なぜスペインがインカ帝国を征服し、その逆ではなかったのか?人類の歴史はなぜ大陸によってこんなに違うのか?その問いに、約13000年前からの人類史を辿りながら答えようとした本です。それこそ直接的には、スペイン側だけが「銃・病原菌・鉄」を持っていたからだ、と答えても間違いにはならないので須賀、じゃあそれをインカ側だけが持つことにならなかったのはなぜかを問うていきます。
この本で著者は、考古学はもちろん、生物学や言語学分子生物学といった幅広い学問領域を行き来しながら分析・立論を進め、その違いが人間ではなく、環境の違いによるものであることを示していきます。具体的には、ユーラシア大陸(特にメソポタミア)には栽培化しやすい植物や家畜化しやすい動物が多く、食料生産が始まることで人口増とのスパイラルが起こったことや、東西方向に長いユーラシア大陸の方が同緯度(似た気候)沿いに技術や動植物が広がりやすかったこと、そもそも大きい大陸の方が技術革新が生まれやすかった(広がりやすかった)ことなどを挙げて、技術が進歩し、多くの病原菌への耐性がある文化が育つ要因は、南米よりユーラシアの方が大きかったと結論づけています。
かいつまんでこれだけ言われてもさもありなんという感じかもしれませんが、この本のすごいところはそれを広大な視野で、かつ具体的に論じていることだと思います。
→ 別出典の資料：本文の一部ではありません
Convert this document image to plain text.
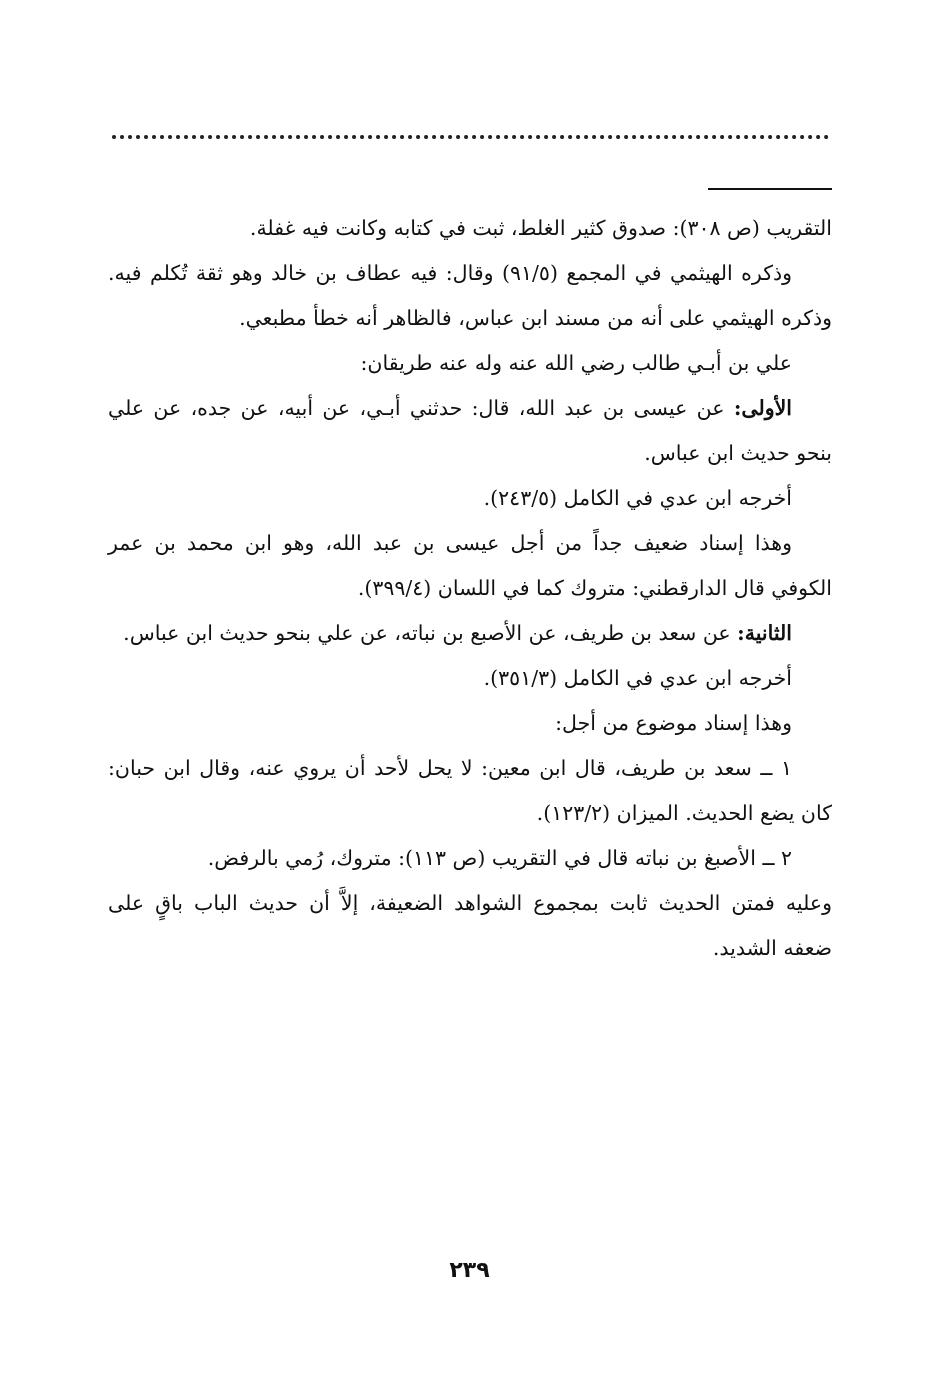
التقريب (ص ٣٠٨): صدوق كثير الغلط، ثبت في كتابه وكانت فيه غفلة.

وذكره الهيثمي في المجمع (٩١/٥) وقال: فيه عطاف بن خالد وهو ثقة تُكلم فيه. وذكره الهيثمي على أنه من مسند ابن عباس، فالظاهر أنه خطأ مطبعي.

علي بن أبـي طالب رضي الله عنه وله عنه طريقان:

الأولى: عن عيسى بن عبد الله، قال: حدثني أبـي، عن أبيه، عن جده، عن علي بنحو حديث ابن عباس.

أخرجه ابن عدي في الكامل (٢٤٣/٥).

وهذا إسناد ضعيف جداً من أجل عيسى بن عبد الله، وهو ابن محمد بن عمر الكوفي قال الدارقطني: متروك كما في اللسان (٣٩٩/٤).

الثانية: عن سعد بن طريف، عن الأصبع بن نباته، عن علي بنحو حديث ابن عباس.

أخرجه ابن عدي في الكامل (٣٥١/٣).

وهذا إسناد موضوع من أجل:

١ ــ سعد بن طريف، قال ابن معين: لا يحل لأحد أن يروي عنه، وقال ابن حبان: كان يضع الحديث. الميزان (١٢٣/٢).

٢ ــ الأصبغ بن نباته قال في التقريب (ص ١١٣): متروك، رُمي بالرفض.

وعليه فمتن الحديث ثابت بمجموع الشواهد الضعيفة، إلاَّ أن حديث الباب باقٍ على ضعفه الشديد.

٢٣٩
往々にしてスケールの大きな話は抽象的・観念的になり、具体的な議論は(射程は長くても)それ自体は小さな話に終わってしまいがちであるのに対して、この本ではそれらを両取りしてしまったかのようです。ただ著者も認めているように、ではなぜ山田長政ではなく、鄭和でもなくピサロだったのかという疑問に対しては、まだまだ深堀する余地があったように思います。
この本は「ゼロ年代の50冊」の第1位に選ばれるなど当時の世界的ベストセラーで、2016年の秋に読んでしれっとレビューすべき本ではなかったかもしれません(笑) 事実、分子生物学の分野ではこの本の記述を覆す成果がすでに得られているようです(現生人類にネアンデルタール人の遺伝的影響が刻まれている、など)。まあそれでも、13000年の人類史を語った本としての価値は当面色褪せることはないと思いますし、ますますはびこるようになった人種主義の足下をしっかりとさらっていくという意味においては、残念なことに「今こそ読むべき本」になっているのかもしれません。